Gilson Kleina admite rendimento abaixo do esperado, mas enfatiza: “Estamos chateados, mas sabemos que o campeonato é difícil e equilibrado e peço à nossa torcida que apóie nos apóie no sábado, nosso time precisa da energia dela para termos outro tipo de postura diante do Palmeiras”

Foto:PontePress/ÁlvaroJr

Duas estréias por causa de contusão, campo molhado, cansaço após o empenho extremo para vencer o Corinthians no Majestoso quatro dias antes.
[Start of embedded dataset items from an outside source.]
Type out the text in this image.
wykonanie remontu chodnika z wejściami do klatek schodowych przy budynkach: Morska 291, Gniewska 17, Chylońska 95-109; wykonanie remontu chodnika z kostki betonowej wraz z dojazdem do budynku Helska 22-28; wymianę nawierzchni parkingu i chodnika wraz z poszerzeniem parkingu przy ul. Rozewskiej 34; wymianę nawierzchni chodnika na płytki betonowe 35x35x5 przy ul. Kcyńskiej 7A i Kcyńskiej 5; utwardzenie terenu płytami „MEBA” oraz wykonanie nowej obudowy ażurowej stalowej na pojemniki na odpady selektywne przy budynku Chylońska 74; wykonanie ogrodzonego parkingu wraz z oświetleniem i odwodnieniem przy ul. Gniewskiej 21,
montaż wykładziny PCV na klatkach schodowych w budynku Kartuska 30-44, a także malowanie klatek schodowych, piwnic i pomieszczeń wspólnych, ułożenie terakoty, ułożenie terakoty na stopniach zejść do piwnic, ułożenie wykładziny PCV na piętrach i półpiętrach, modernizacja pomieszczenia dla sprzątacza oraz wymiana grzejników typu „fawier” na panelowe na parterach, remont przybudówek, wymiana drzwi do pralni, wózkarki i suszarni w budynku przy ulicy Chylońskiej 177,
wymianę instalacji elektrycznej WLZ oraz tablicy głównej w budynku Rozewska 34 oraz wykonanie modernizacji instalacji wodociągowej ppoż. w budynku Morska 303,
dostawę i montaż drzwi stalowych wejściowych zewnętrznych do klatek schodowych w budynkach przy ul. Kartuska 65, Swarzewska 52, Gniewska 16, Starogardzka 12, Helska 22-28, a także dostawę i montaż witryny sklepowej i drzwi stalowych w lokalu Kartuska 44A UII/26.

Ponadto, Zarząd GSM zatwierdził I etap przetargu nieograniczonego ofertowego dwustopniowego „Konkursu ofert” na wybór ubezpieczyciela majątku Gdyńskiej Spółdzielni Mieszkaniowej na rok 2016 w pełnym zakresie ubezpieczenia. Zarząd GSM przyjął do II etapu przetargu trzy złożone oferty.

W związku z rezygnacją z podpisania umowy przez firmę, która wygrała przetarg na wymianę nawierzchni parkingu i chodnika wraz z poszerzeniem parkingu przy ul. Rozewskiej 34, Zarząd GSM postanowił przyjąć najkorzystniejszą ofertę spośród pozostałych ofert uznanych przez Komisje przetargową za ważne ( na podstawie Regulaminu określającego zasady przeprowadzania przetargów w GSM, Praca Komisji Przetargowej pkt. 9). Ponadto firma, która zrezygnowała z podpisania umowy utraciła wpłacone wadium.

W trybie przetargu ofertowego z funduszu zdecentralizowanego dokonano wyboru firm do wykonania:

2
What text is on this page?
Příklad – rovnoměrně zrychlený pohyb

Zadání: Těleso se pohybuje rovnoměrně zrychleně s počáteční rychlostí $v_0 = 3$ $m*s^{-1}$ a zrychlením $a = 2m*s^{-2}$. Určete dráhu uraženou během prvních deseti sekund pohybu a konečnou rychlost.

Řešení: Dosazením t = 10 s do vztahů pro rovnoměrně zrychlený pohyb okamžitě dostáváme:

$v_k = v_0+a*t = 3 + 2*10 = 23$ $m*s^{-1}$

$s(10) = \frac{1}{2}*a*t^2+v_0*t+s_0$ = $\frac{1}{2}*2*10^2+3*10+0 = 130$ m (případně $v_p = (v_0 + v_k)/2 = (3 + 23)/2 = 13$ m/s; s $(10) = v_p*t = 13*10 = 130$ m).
Para o técnico Gilson Kleina, a explicação para a derrota diante da Inter de Limeira – que manteve a Ponte na segunda colocação do grupo A – passa por estes fatores, mas eles não são desculpa para o resultado ruim. “Diferente dos últimos dois jogos, ontem sofremos muito na organização ofensiva, tínhamos a construção da jogada, mas de maneira mais lenta e não conseguíamos segui  lá na frente. Nosso nível de competitividade ficou muito abaixo”, lamenta.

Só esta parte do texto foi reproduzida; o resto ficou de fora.